Celal Oğlan
Sivas’ın Deliilyas köyünde Celal Kulmaç adında bir genç yaşarmış. Babası seferberlikten dönemeyince amcalarının büyüttüğü bu yetim, Sivas çimento fabrikasında işçilik yaparmış. Köyünden bir subayın kızı Döndü’ye âşık olmuş. Fakirlikten midir bilmem, evlenme çağına gelen kardeşleriyle beraber yapmaya karar vermiş düğününü. 1947 yılının Aralık ayında, nikâh işlemlerini yapmak için Şarkışla’ya gitmişler. Dönüşte de yol uzun olduğundan, komşu bir köyde konaklamışlar. Nereden aklına geldiyse kendi köyüne dönmeden yıkanmak istemiş Celal. Yapma etme, demelerine rağmen donmuş derenin buzunu kırıp yıkanmış. Ne olduysa da ondan olmuş zaten. Hasta olmuş, başta saklamaya çalışsa da yatağa düşmüş vedüğün günü deölmüş. Anlatılan o ki, Döndü ölen nişanlısının ardından bu ağıtı yakmış. Celal’in annesinin ve yakınlarının zamanla ekledikleriyle birlikte, ağıt yüz küsur dörtlük olmuş.
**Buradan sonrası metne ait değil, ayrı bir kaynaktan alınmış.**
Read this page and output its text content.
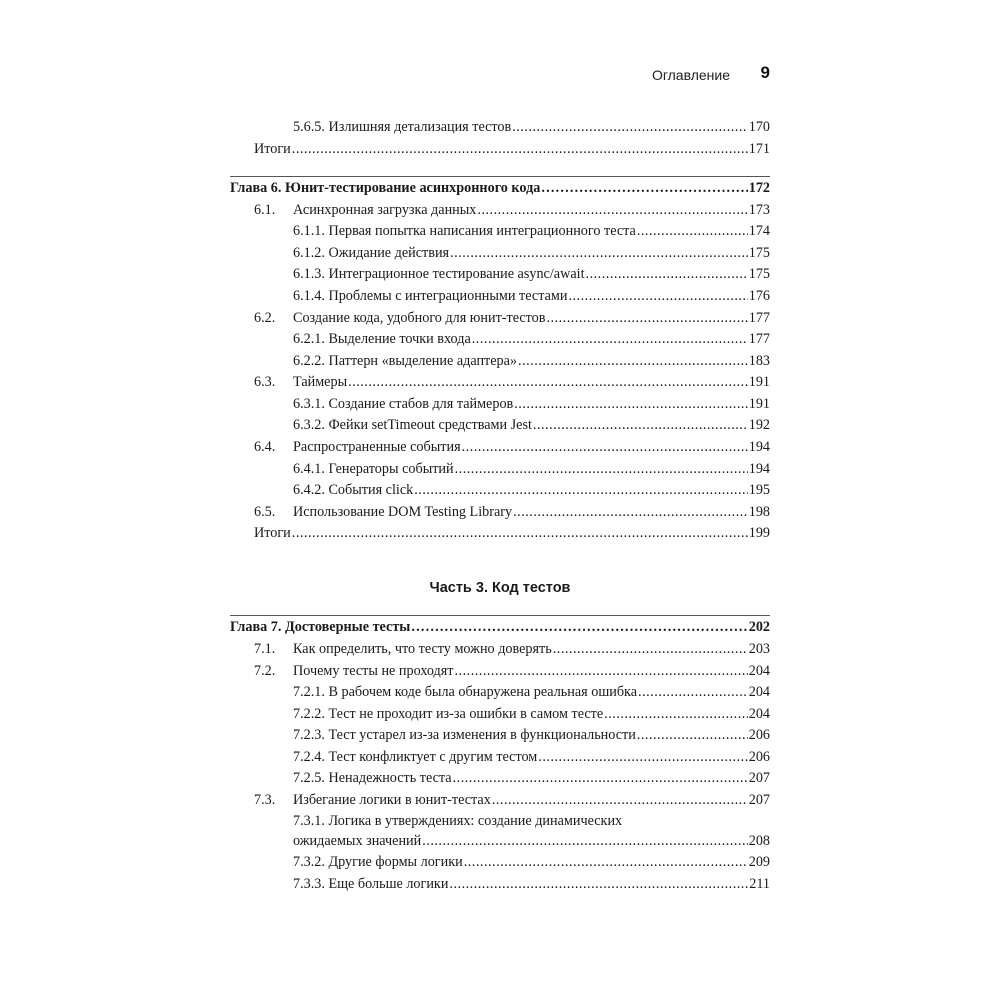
Оглавление 9
Часть 3. Код тестов
5.6.5. Излишняя детализация тестов .....	170
Итоги .....	171
Глава 6. Юнит-тестирование асинхронного кода .....	172
6.1. Асинхронная загрузка данных .....	173
6.1.1. Первая попытка написания интеграционного теста .....	174
6.1.2. Ожидание действия .....	175
6.1.3. Интеграционное тестирование async/await .....	175
6.1.4. Проблемы с интеграционными тестами .....	176
6.2. Создание кода, удобного для юнит-тестов .....	177
6.2.1. Выделение точки входа .....	177
6.2.2. Паттерн «выделение адаптера» .....	183
6.3. Таймеры .....	191
6.3.1. Создание стабов для таймеров .....	191
6.3.2. Фейки setTimeout средствами Jest .....	192
6.4. Распространенные события .....	194
6.4.1. Генераторы событий .....	194
6.4.2. События click .....	195
6.5. Использование DOM Testing Library .....	198
Итоги .....	199
Глава 7. Достоверные тесты .....	202
7.1. Как определить, что тесту можно доверять .....	203
7.2. Почему тесты не проходят .....	204
7.2.1. В рабочем коде была обнаружена реальная ошибка .....	204
7.2.2. Тест не проходит из-за ошибки в самом тесте .....	204
7.2.3. Тест устарел из-за изменения в функциональности .....	206
7.2.4. Тест конфликтует с другим тестом .....	206
7.2.5. Ненадежность теста .....	207
7.3. Избегание логики в юнит-тестах .....	207
7.3.1. Логика в утверждениях: создание динамических
ожидаемых значений .....	208
7.3.2. Другие формы логики .....	209
7.3.3. Еще больше логики .....	211
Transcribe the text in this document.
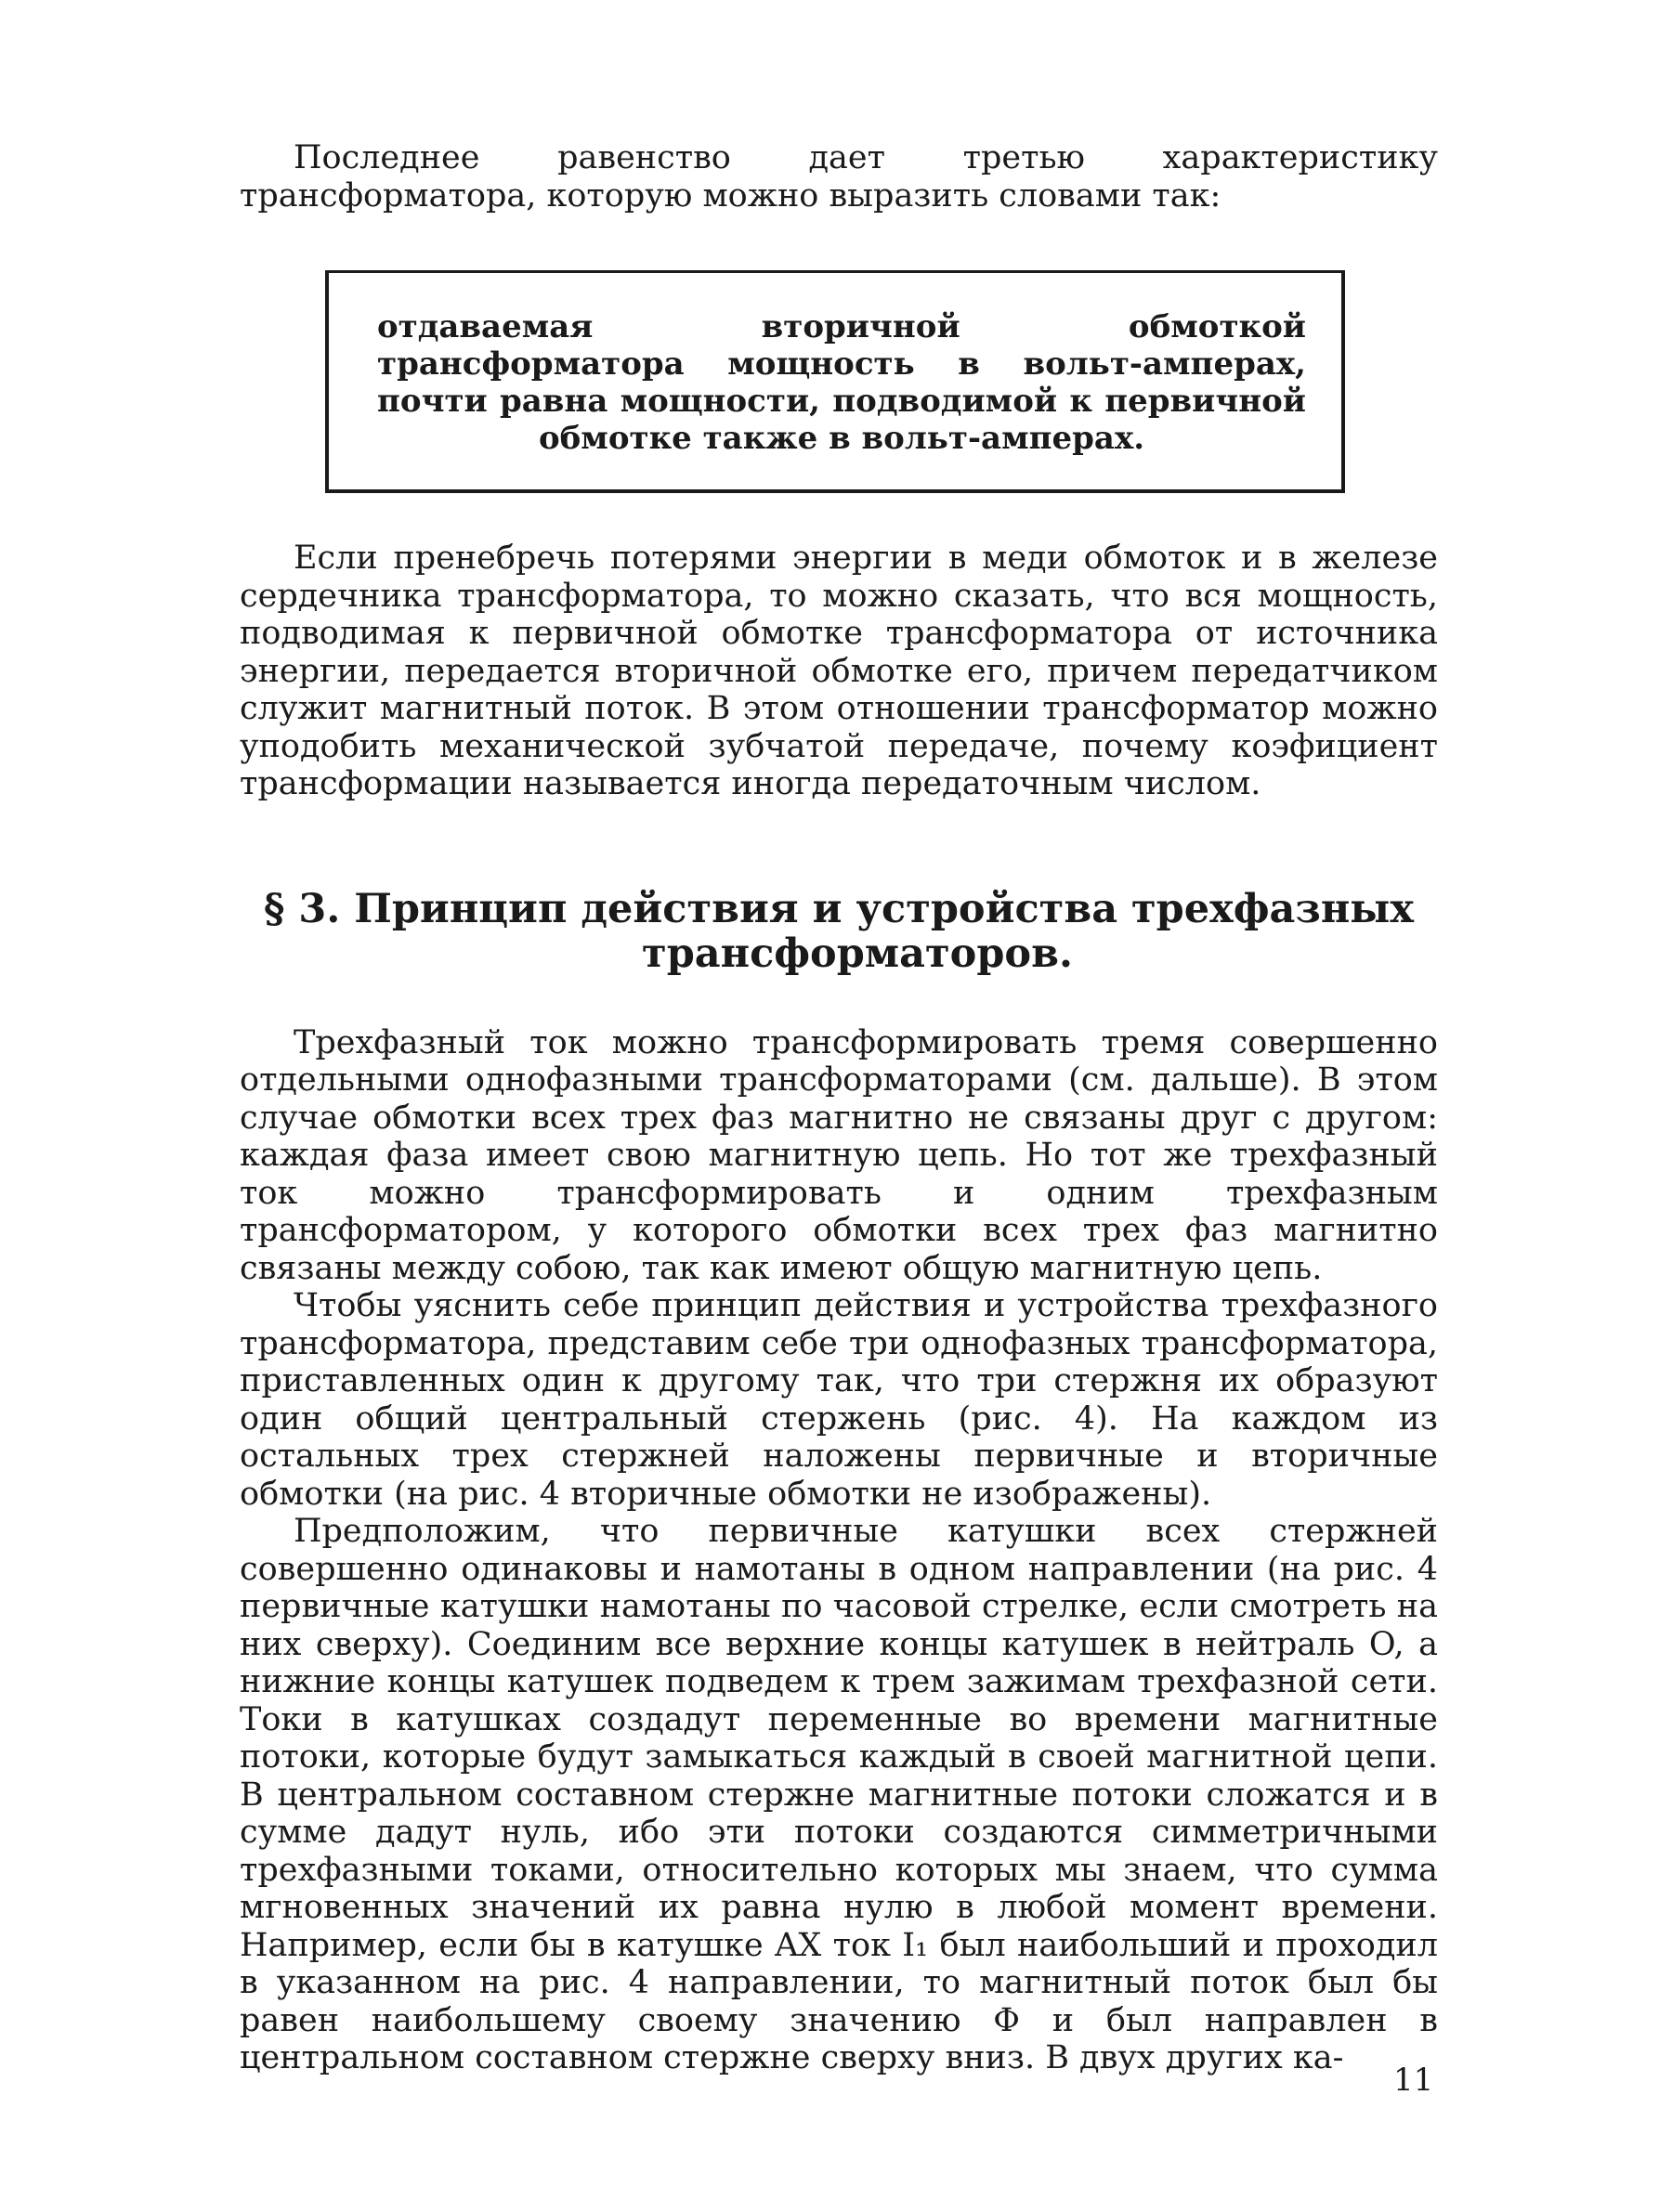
Последнее равенство дает третью характеристику трансформатора, которую можно выразить словами так:

отдаваемая вторичной обмоткой трансформатора мощность в вольт-амперах, почти равна мощности, подводимой к первичной обмотке также в вольт-амперах.

Если пренебречь потерями энергии в меди обмоток и в железе сердечника трансформатора, то можно сказать, что вся мощность, подводимая к первичной обмотке трансформатора от источника энергии, передается вторичной обмотке его, причем передатчиком служит магнитный поток. В этом отношении трансформатор можно уподобить механической зубчатой передаче, почему коэфициент трансформации называется иногда передаточным числом.

§ 3. Принцип действия и устройства трехфазных
трансформаторов.

Трехфазный ток можно трансформировать тремя совершенно отдельными однофазными трансформаторами (см. дальше). В этом случае обмотки всех трех фаз магнитно не связаны друг с другом: каждая фаза имеет свою магнитную цепь. Но тот же трехфазный ток можно трансформировать и одним трехфазным трансформатором, у которого обмотки всех трех фаз магнитно связаны между собою, так как имеют общую магнитную цепь.

Чтобы уяснить себе принцип действия и устройства трехфазного трансформатора, представим себе три однофазных трансформатора, приставленных один к другому так, что три стержня их образуют один общий центральный стержень (рис. 4). На каждом из остальных трех стержней наложены первичные и вторичные обмотки (на рис. 4 вторичные обмотки не изображены).

Предположим, что первичные катушки всех стержней совершенно одинаковы и намотаны в одном направлении (на рис. 4 первичные катушки намотаны по часовой стрелке, если смотреть на них сверху). Соединим все верхние концы катушек в нейтраль O, а нижние концы катушек подведем к трем зажимам трехфазной сети. Токи в катушках создадут переменные во времени магнитные потоки, которые будут замыкаться каждый в своей магнитной цепи. В центральном составном стержне магнитные потоки сложатся и в сумме дадут нуль, ибо эти потоки создаются симметричными трехфазными токами, относительно которых мы знаем, что сумма мгновенных значений их равна нулю в любой момент времени. Например, если бы в катушке AX ток I₁ был наибольший и проходил в указанном на рис. 4 направлении, то магнитный поток был бы равен наибольшему своему значению Φ и был направлен в центральном составном стержне сверху вниз. В двух других ка-

11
Türküde geçen ipek mendil de bildiğimiz ipek mendil değil. Eski zamanlarda beyaz gömlek herkesin kolay erişebileceği, ucuz bir şey değilmiş. Düğünden önce gelin kendi eliyle diker, damatlık olarak giymesi için damada hediye edermiş gömleği. Gömleğin yakası yıpranmasın diye de renkli ipekten bir mendil giyilirmiş içine. Bahsedilen mendil, o mendil.
Türkü, TRT repertuarına “İpek Mendil Dane Dane” adıyla 00256 repertuar numarasıyla kaydedilmiş. Kaynağı Sivas/Divriği’de Nuri Üstünses, derleyen ise Mustafa Sarısözen olarak görünüyor. Celal’in hayattaki akrabalarının çabalarına rağmen hâlâ değişmemiş bu kayıt. Biz doğrusunu bilelim de, bırakalım resmi kayıtlarda yanlış geçsin.
Türkülerin güzelliğinin sırrı, sözlü tarih anlatıları olmalarında yatıyor belki. Bir yanda yüz küsur dörtlüğü ortaya çıkaran bir acı varken, diğer yanda tuzumuz bu kadar kuruyken küçük kalp kırıklıklarından şarkı bestelemeye çalışmak da epey zor sanki.